Lenny Montana, who played Luca Brasi, was a professional wrestler before becoming an actor. He was so nervous delivering his lines to a legend like Brando during the scene in the Godfather’s study that he didn’t give one good take during an entire day’s shoot. Because he didn’t have time to reshoot the scene, Coppola added a new scene of Luca Brasi rehearsing his lines before seeing the Godfather to make Montana’s bad takes seem like Brasi was simply nervous to talk to the Godfather.


The residence was put up for sale in 2014 for just under $3 million. That’s a price we can probably refuse.


During his daily walks to the set, Coppola would often see a stray cat, and on the day of shooting the scenes in Vito’s study, Coppola took the cat and told Brando to improvise with it. The cat loved Brando so much that it sat in his lap during takes for the whole day.


He really had his jaw wired shut for the first part of the shoot after his character is punched in the face.


The horse head in the movie producer’s bed wasn’t a prop. The production got a real horse’s head from a local dog food company.


The line in the script only had actor Richard Castellano as Clemenza say “Leave the gun” after the hit on the mobster who ratted on the Corleones.
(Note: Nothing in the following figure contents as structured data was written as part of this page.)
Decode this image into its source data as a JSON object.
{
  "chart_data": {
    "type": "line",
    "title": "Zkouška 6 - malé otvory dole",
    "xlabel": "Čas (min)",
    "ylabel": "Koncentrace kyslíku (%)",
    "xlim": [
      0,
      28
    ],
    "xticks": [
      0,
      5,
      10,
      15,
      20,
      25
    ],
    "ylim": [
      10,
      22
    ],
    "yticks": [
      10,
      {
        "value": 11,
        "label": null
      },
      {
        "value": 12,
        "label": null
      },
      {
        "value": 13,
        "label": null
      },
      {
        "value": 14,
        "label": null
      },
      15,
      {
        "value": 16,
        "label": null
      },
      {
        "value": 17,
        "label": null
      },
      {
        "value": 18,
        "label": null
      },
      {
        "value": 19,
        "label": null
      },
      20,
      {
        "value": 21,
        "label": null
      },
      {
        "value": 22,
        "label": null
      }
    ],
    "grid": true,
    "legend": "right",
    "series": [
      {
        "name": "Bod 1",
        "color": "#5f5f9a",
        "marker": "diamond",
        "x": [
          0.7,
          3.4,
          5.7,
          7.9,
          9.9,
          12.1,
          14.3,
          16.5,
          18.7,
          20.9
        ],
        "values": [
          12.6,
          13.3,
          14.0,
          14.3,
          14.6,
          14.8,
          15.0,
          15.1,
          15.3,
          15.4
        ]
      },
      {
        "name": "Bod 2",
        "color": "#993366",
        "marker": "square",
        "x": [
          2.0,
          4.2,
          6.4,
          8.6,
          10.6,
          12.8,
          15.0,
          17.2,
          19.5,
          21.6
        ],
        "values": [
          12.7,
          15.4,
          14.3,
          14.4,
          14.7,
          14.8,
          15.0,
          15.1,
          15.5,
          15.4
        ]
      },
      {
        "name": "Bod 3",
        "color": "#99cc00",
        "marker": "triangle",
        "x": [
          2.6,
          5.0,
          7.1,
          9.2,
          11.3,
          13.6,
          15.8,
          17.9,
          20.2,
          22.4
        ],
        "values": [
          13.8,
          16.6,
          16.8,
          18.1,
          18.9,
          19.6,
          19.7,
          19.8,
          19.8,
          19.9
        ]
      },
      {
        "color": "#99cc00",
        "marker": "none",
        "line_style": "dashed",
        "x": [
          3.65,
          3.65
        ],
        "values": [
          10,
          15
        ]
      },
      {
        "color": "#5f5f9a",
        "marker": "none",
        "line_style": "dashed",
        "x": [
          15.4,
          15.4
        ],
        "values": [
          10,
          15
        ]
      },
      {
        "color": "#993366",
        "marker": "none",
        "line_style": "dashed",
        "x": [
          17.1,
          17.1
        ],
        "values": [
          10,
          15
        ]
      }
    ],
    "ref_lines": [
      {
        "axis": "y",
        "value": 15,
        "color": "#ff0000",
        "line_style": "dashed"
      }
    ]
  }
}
He was inspired to make the addition after Coppola inserted a line in which the character’s wife asks him to buy cannoli for dessert.


The 175-minute movie is long by Hollywood standards, and an intermission was going to be included just after the Solozzo/McCluskey shooting scene—but the idea was scrapped because the filmmakers thought it would ruin the momentum and take the audience out of the movie.